13 avril 2018
Nous décrivons un multimodal non invasive d’imagerie approche basée sur la Micro-CT et fluorescence moléculaire tomographie pour une évaluation longitudinale du modèle souris poumon fibrose induite par instillation intratrachéale double de la bléomycine.
L’objectif global de cette étude sur un modèle murin de type FPI est de surveiller longitudinalement la fibrose pulmonaire avec des techniques d’imagerie non invasives telles que la FMT et la micro-TDM. Cette méthode peut faire progresser la séquence en ce qui concerne ces événements moléculaires spécifiques se produisant dans la fibrose pulmonaire. Le principal avantage de ces techniques est que les modifications anatomiques d’événements moléculaires spécifiques peuvent être surveillées de manière non invasive.

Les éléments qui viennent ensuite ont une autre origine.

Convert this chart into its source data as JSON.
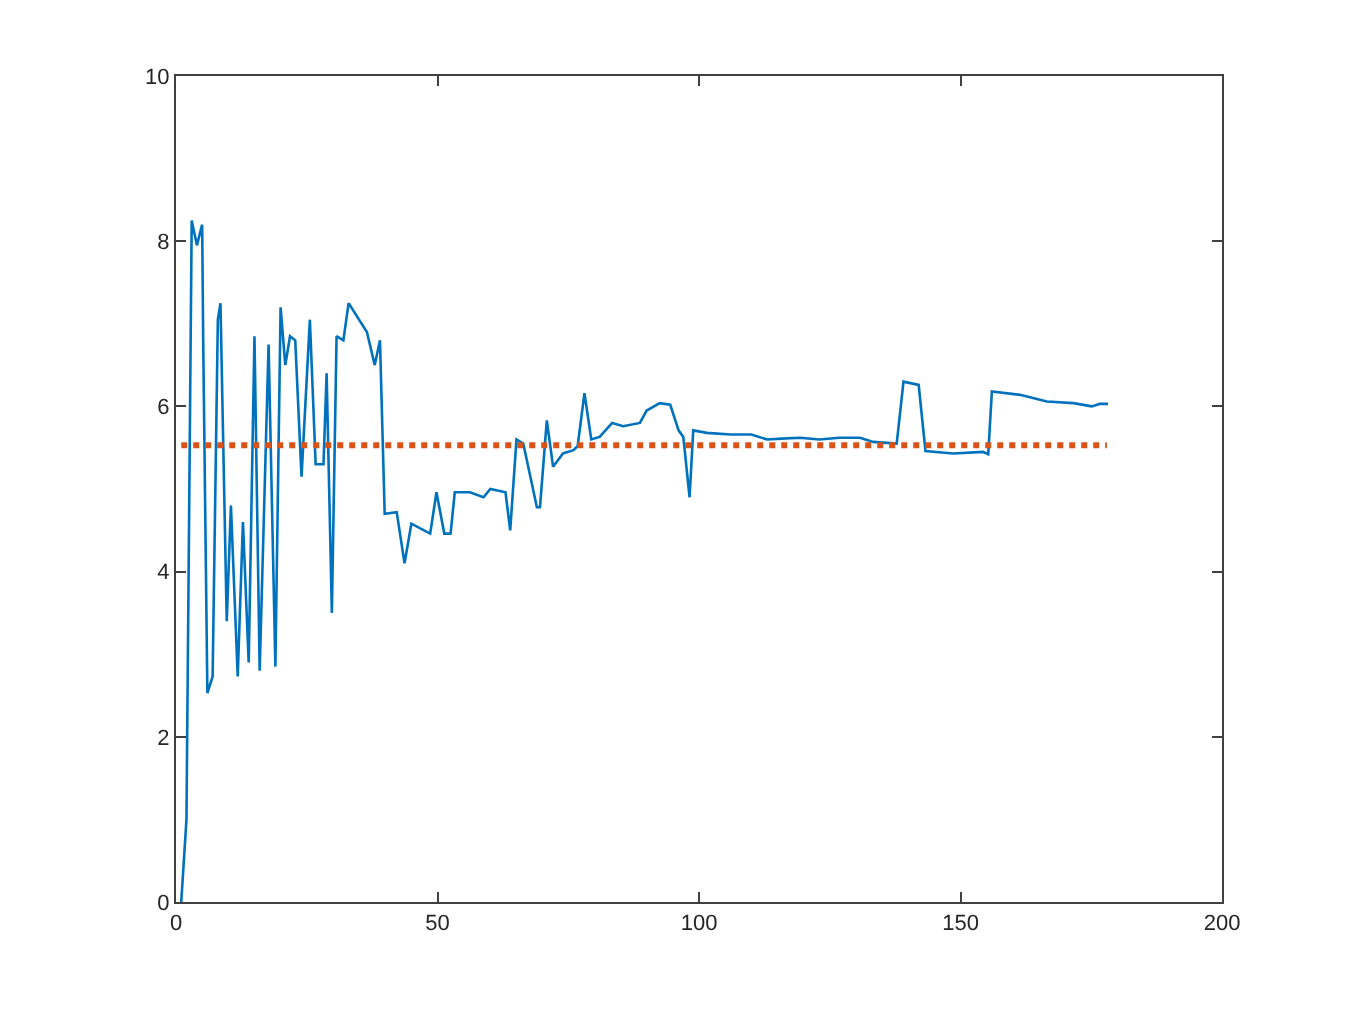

Les applications de ces technologies s’étendent au traitement de la pathologie de la FPI, car la fusion de la FMT et de la micro-CT représente la possibilité d’étudier la progression de la maladie et l’évaluation de nouvelles thérapies. Commencez par positionner une souris anesthésiée sur la plateforme d’intubation, en la suspendant par ses incisives posées sur le fil. Allumez le laryngoscope, puis prenez une paire de pinces à bout émoussé et ouvrez doucement la bouche.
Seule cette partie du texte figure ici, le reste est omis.